I can’t stand the pleading either, so I am following in my mom’s footsteps. But now and then, bringing one of the kids along simply can’t be avoided. One of the children, whose name I will not mention, is prone to slipping items into the basket on the sly, in hopes that I won’t notice when I’m at the checkout. I’ve become very observant now—which has really helped to keep my grocery budget under control.
That same scrutiny comes in handy when I sit down to translate political speak into plain English. This week, Governor Sam Brownback gave his annual State of the State speech. Rather than watch it, the next morning I grabbed the transcript and a pen and began reading and underlining, writing my questions in the margin, and figuring out what it all means. I haven’t studied like this since I was studying Economics in college. And I admit, I’m torn. I consider myself a liberal Republican, sometimes a conservative Democrat. I don’t disagree with everything that Brownback wants to accomplish during his administration, but I disagree with enough of it to take seriously the proposals he makes.
Consolidating departments and eliminating duplication I agree with. Decluttering is a good thing to do, and if one can do the job, why pay for two?
But repealing an 80-plus year tradition of requiring Kansas corporate ownership of agricultural land to be owned and operated by entities that actually reside in Kansas, I am adamantly against. I’m all for the Governor enticing business to locate in Kansas, but not at the expense of the stewardship of our land. Those who have a close, personal stake in the land are the ones who will take the best care of it.
Next, while I’m not sure how much money is needed to provide our children an adequate education, I believe in the authority of the state Supreme Court. It’s disastrous to suggest that supreme court judges be subject to the political whims of whoever is in power. Changing the constitution because you disagree with the court’s ruling borders on becoming a new chapter of George Orwell’s Animal Farm.
And I’m shocked and astonished that Brownback would propose we completely eliminate measures to ensure educational equity in the state by allowing districts to raise unlimited property taxes to fund school districts locally. The spin he put on that really made me feel like I had to get off the ride before I lost my lunch. Many qualified Americans fought long and hard over the years to bring equity to education, and to defend it. We don’t need to have a state full of haves and have-nots when it comes to something as vital as education. You never know where the next Einstein is lurking. Why, when I moved to rural Kansas ten years ago, I was amazed to find that the district we lived in, which had over 50 percent of the students receiving free and reduced lunch and where the average home sold for less than $100,000 had a higher than average number of National Merit Scholarships. I have to credit that in part to educational equity.
But as I read on, I felt there was still something missing. I couldn’t put my finger on it until the next day, when I learned about the speech after the speech.

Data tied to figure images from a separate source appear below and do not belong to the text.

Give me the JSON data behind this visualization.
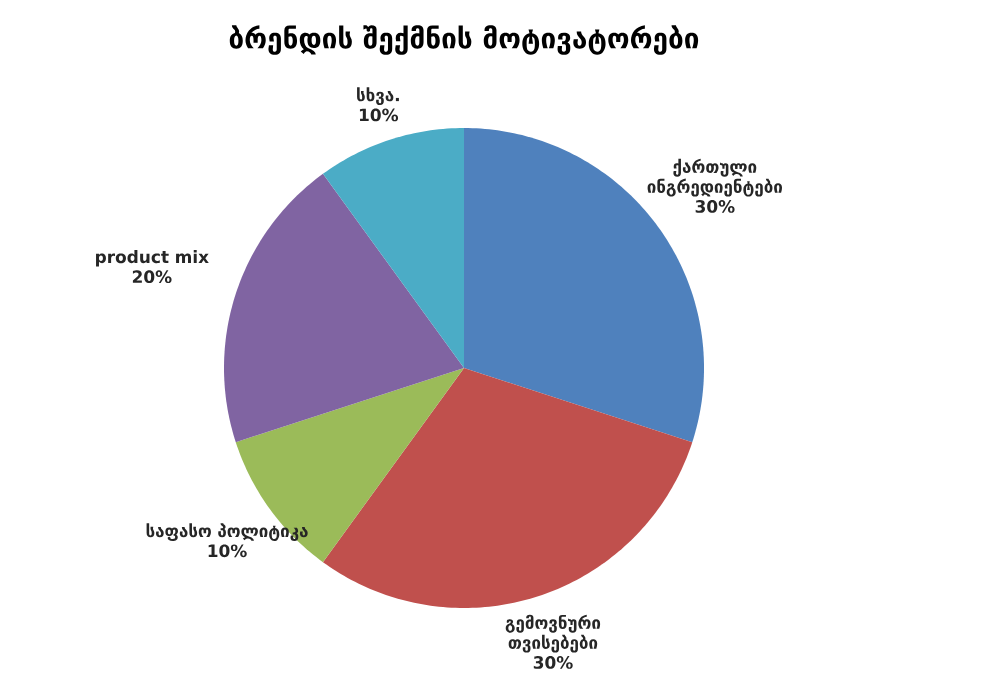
{
  "chart_data": {
    "type": "pie",
    "title": "ბრენდის შექმნის მოტივატორები",
    "categories": [
      "ქართული ინგრედიენტები",
      "გემოვნური თვისებები",
      "საფასო პოლიტიკა",
      "product mix",
      "სხვა."
    ],
    "values": [
      30,
      30,
      10,
      20,
      10
    ],
    "colors": [
      "#4f81bd",
      "#c0504d",
      "#9bbb59",
      "#8064a2",
      "#4bacc6"
    ],
    "value_labels": [
      "30%",
      "30%",
      "10%",
      "20%",
      "10%"
    ]
  }
}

We all knew the budget shortfall was going to have to be made up somehow. I think it was cowardly of Brownback to not mention his plan during the State of the State address though. Declaring his intention the next day to eliminate the mortgage interest deduction just makes it look like he’s trying to slip something into the cart of goods he’s selling voters.
The mortgage interest deduction may not be the only motivating factor for buying a home, but it’s at least in the top three to five. In fact, it is taken into consideration when a would-be home purchaser sits down to determine how much house can be purchased. By getting rid of this, Brownback may be able to follow through with cutting income taxes, and that may very well help entice businesses from elsewhere to move here. But at what cost? Will Kansas simply become one more state where the native population cannot afford to invest in their own state, and be forced to choose to either live as a slave or move on to greener pastures?